Science. 2003 Jan 10;299(5604):223-6. doi: 10.1126/science.1076807.
A small molecule, alpha-(trichloromethyl)-4-pyridineethanol (PETCM), was identified by high-throughput screening as an activator of caspase-3 in extracts of a panel of cancer cells. PETCM was used in combination with biochemical fractionation to identify a pathway that regulates mitochondria-initiated caspase activation. This pathway consists of tumor suppressor putative HLA-DR-associated proteins (PHAP) and oncoprotein prothymosin-alpha (ProT). PHAP proteins promoted caspase-9 activation after apoptosome formation, whereas ProT negatively regulated caspase-9 activation by inhibiting apoptosome formation. PETCM relieved ProT inhibition and allowed apoptosome formation at a physiological concentration of deoxyadenosine triphosphate. Elimination of ProT expression by RNA interference sensitized cells to ultraviolet irradiation-induced apoptosis and negated the requirement of PETCM for caspase activation. Thus, this chemical-biological combinatory approach has revealed the regulatory roles of oncoprotein ProT and tumor suppressor PHAP in apoptosis.

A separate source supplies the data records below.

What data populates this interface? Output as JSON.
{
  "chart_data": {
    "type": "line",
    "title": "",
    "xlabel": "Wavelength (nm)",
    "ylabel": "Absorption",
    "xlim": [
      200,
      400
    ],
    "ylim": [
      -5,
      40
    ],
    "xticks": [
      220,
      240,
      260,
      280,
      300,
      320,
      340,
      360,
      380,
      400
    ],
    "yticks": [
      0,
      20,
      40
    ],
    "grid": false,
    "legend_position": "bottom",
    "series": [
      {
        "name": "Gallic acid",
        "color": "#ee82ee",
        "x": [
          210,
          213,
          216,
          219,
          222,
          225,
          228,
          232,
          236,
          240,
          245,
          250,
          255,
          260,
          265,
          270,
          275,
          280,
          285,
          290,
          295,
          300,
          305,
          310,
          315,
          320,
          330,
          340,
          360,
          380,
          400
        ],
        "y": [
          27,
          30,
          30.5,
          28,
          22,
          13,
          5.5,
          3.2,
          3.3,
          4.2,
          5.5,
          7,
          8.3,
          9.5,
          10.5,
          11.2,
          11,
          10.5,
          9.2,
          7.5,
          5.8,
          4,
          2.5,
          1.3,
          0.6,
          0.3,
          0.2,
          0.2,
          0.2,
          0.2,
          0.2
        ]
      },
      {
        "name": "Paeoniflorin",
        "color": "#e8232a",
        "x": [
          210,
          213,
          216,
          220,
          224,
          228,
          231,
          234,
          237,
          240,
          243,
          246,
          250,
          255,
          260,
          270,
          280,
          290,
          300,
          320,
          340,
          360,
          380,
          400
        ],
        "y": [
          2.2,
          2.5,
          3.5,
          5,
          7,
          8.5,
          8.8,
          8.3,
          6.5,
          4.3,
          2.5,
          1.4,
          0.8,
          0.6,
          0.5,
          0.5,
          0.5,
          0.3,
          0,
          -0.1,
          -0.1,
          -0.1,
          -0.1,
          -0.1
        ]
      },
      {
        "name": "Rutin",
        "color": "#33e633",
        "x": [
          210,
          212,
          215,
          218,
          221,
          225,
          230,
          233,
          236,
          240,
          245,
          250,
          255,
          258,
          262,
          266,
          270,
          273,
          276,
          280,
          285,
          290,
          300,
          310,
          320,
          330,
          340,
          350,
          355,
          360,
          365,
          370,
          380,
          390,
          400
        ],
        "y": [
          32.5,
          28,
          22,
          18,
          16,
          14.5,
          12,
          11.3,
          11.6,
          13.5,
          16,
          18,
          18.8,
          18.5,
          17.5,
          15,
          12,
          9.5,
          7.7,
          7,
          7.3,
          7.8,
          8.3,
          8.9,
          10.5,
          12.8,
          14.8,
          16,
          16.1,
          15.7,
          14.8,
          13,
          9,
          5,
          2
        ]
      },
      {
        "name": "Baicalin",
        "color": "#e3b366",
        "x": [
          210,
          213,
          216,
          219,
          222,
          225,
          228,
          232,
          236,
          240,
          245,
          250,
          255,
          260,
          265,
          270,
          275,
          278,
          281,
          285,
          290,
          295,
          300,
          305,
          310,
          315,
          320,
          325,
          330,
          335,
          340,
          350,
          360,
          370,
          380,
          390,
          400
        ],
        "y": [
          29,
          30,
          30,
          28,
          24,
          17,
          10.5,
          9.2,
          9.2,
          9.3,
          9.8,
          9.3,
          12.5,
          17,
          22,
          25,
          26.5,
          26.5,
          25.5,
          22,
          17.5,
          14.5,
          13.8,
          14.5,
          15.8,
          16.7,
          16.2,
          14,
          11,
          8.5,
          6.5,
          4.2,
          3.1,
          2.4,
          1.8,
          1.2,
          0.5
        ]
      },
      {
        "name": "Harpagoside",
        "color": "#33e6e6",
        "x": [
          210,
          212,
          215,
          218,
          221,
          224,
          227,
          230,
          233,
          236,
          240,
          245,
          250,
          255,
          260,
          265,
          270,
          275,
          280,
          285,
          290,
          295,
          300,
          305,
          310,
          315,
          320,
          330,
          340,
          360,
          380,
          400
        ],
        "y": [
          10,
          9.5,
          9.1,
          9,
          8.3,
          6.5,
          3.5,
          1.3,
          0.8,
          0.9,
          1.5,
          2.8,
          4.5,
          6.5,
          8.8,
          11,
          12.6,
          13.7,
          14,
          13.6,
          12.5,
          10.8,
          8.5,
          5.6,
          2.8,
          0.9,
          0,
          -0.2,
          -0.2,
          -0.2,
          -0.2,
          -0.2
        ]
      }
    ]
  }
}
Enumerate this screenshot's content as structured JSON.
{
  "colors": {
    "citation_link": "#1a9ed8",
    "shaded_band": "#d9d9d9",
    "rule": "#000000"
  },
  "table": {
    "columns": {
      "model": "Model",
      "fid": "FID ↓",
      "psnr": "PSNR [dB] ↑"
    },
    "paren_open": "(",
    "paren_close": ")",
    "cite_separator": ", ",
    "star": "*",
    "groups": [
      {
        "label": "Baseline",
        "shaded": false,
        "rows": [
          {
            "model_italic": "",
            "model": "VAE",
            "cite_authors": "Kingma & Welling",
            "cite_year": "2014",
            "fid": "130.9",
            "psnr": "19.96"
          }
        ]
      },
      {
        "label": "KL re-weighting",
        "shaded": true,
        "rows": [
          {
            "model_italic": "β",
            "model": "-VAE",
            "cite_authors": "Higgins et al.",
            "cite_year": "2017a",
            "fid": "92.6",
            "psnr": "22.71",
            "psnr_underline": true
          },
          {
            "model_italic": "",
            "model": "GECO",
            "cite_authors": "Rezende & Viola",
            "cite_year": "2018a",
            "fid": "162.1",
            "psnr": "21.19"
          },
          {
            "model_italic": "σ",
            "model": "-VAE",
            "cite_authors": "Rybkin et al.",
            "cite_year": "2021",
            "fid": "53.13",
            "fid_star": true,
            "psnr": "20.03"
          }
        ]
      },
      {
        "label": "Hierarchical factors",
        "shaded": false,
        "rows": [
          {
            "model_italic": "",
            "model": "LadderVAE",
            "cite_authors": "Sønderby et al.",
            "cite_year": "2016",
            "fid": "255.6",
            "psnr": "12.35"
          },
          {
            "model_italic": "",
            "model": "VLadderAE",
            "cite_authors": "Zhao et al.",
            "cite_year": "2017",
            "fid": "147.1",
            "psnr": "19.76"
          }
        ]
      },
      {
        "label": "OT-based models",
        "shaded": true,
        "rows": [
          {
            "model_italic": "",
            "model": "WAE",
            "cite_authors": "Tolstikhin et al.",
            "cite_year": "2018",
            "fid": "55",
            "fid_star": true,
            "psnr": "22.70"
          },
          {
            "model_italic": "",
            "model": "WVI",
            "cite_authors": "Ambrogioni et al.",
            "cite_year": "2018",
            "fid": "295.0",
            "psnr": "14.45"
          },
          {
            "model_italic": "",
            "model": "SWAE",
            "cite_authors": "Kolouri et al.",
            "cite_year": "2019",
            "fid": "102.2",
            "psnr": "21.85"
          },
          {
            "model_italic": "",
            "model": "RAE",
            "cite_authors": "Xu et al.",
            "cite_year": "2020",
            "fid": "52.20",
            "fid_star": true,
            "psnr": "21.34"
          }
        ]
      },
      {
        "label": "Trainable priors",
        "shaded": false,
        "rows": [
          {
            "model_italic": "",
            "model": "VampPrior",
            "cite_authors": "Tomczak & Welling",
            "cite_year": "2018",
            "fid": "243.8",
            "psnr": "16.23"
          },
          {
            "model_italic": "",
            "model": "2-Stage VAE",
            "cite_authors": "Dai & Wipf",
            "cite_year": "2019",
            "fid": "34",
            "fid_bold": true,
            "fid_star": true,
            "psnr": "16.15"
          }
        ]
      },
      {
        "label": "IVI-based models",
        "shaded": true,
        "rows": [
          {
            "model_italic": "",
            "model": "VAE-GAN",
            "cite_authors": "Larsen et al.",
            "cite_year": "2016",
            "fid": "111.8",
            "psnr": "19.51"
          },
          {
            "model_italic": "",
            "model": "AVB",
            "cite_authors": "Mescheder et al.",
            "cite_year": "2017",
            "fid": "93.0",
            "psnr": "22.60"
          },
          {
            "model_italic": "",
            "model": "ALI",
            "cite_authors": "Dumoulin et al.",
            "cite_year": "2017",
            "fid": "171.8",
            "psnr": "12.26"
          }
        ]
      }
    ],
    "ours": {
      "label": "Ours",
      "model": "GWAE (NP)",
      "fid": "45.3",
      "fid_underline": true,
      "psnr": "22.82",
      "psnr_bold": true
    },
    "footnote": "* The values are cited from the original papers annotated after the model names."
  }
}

一种小分子α-(三氯甲基)-4-吡啶乙醇(PETCM),通过高通量筛选被鉴定为一组癌细胞提取物中半胱天冬酶-3的激活剂。PETCM与生化分级分离相结合,以鉴定一条调节线粒体启动的半胱天冬酶激活的途径。该途径由肿瘤抑制因子假定的HLA-DR相关蛋白(PHAP)和癌蛋白前胸腺素α(ProT)组成。PHAP蛋白在凋亡小体形成后促进半胱天冬酶-9的激活,而ProT通过抑制凋亡小体的形成对半胱天冬酶-9的激活起负调节作用。PETCM解除了ProT的抑制作用,并在生理浓度的三磷酸脱氧腺苷下使凋亡小体形成。通过RNA干扰消除ProT的表达使细胞对紫外线照射诱导的凋亡敏感,并消除了PETCM对半胱天冬酶激活的需求。因此,这种化学生物学组合方法揭示了癌蛋白ProT和肿瘤抑制因子PHAP在凋亡中的调节作用。